Aber selbst diese Männer haben – wie die anderen Männer auch – Freizeit, Zeit ohne Erwerbsarbeit. Und allgemein sind Männer in dieser freien Zeit ganz im Gegensatz zu vorherrschenden Bildern keineswegs durchgängig auf dem Fußballplatz oder beim Angeln. Sie sind vielmehr die meiste Zeit zu Hause. Hier verbringen sie ein Drittel ihrer Freizeit mit dem Konsum von bewegten Bildern. Auch das kann man kaum skandalisieren, denn exakt dieselbe Zeit verbringen auch die Frauen vor dem Fernseher. Männer sind in toto auch keineswegs autistische Computerfreaks, denn nur durchschnittlich eine Viertelstunde am Tag sitzen sie am PC. Ganz im Gegenteil: Sie investieren täglich fast eine Stunde in soziale Kontakte.
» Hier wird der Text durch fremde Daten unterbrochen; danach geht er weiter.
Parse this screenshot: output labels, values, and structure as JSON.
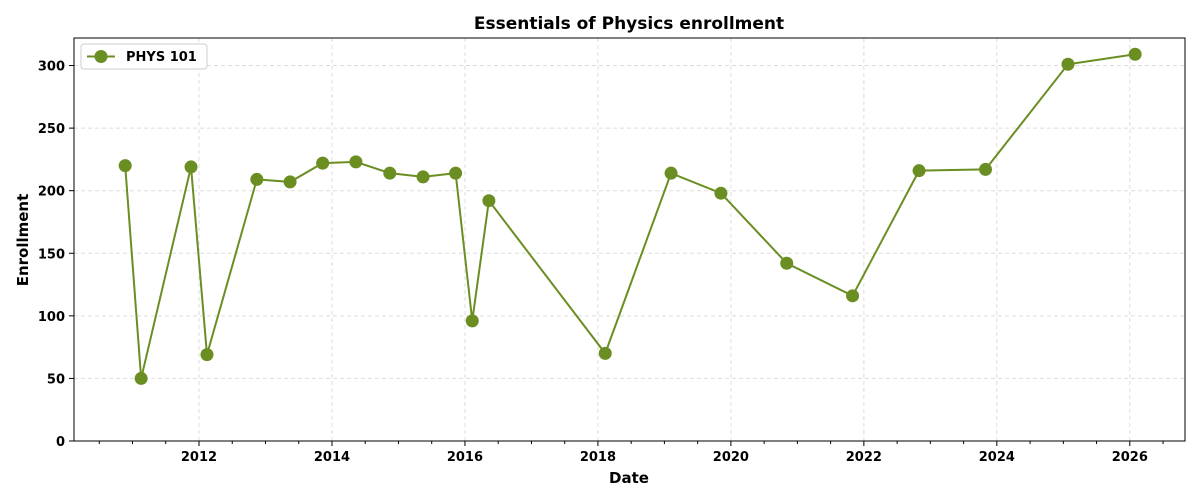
{
  "chart_data": {
    "type": "line",
    "title": "Essentials of Physics enrollment",
    "xlabel": "Date",
    "ylabel": "Enrollment",
    "xlim": [
      2010.12,
      2026.83
    ],
    "ylim": [
      0,
      322
    ],
    "xticks": [
      2012,
      2014,
      2016,
      2018,
      2020,
      2022,
      2024,
      2026
    ],
    "yticks": [
      0,
      50,
      100,
      150,
      200,
      250,
      300
    ],
    "grid": true,
    "legend_position": "top-left",
    "color": "#6b8e23",
    "series": [
      {
        "name": "PHYS 101",
        "x": [
          2010.89,
          2011.13,
          2011.88,
          2012.12,
          2012.87,
          2013.37,
          2013.86,
          2014.36,
          2014.87,
          2015.37,
          2015.86,
          2016.11,
          2016.36,
          2018.11,
          2019.1,
          2019.85,
          2020.84,
          2021.83,
          2022.83,
          2023.83,
          2025.07,
          2026.08
        ],
        "y": [
          220,
          50,
          219,
          69,
          209,
          207,
          222,
          223,
          214,
          211,
          214,
          96,
          192,
          70,
          214,
          198,
          142,
          116,
          216,
          217,
          301,
          309
        ]
      }
    ]
  }
}
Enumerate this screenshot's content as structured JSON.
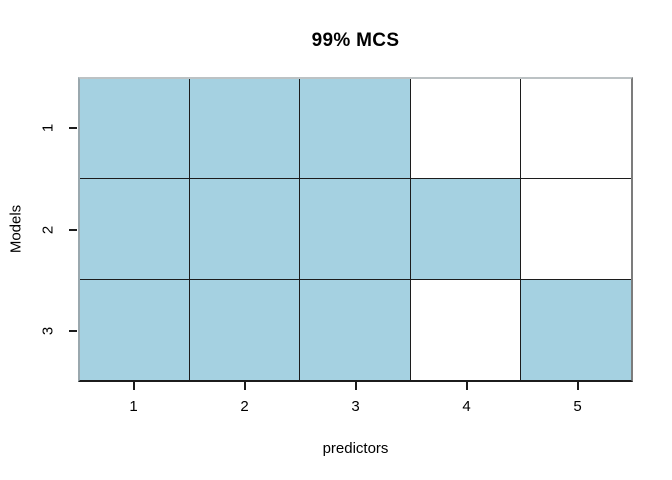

Männerleben, so zeigen unsere Analysen, ist vielfältiger und facettenreicher als häufig angenommen. Zwar bildet die Erwerbsarbeit nach wie vor „seinen“ zentralen Aktivitätsbereich. Diese Tendenz zur traditionellen Arbeitsteilung ist selbstverständlich nicht schönzureden. Aber Männer sind – und das ist ein wichtiger Punkt – zu Hause keineswegs fremd oder gar die autistischen Nestflüchter. Die männliche Zeitverwendung und die zu Hause erledigten Tätigkeiten folgen vielmehr der Entwicklung der jeweiligen „Haushaltsstruktur“. Das heißt: Die meisten Männer und Väter gestalten ihre Alltagsexistenz in Partnerschaft, Beruf, Familie und Freizeit entsprechend den Anforderungen der jeweiligen Zahl ihrer Kinder, dem Alter ihrer Nachkommen und der Erwerbssituation. Dieses Ergebnis ist sicherlich kein Anlass für männliche Selbstgefälligkeit, wohl aber für eine differenzierte Wahrnehmung des männlichen Beitrags zur Bewältigung des gemeinsamen Alltags von Männern und Frauen, und sollte endlich auch in der Geschlechterpolitik seinen Niederschlag finden. Sie sollte sich nicht in Forderungen nach mehr Engagement von Männern in der Haus- und Familienarbeit erschöpfen, sondern konkrete Rahmenbedingungen herstellen, die die bereits vorhandene Familienorientierung von Männern unterstützt und stärkt.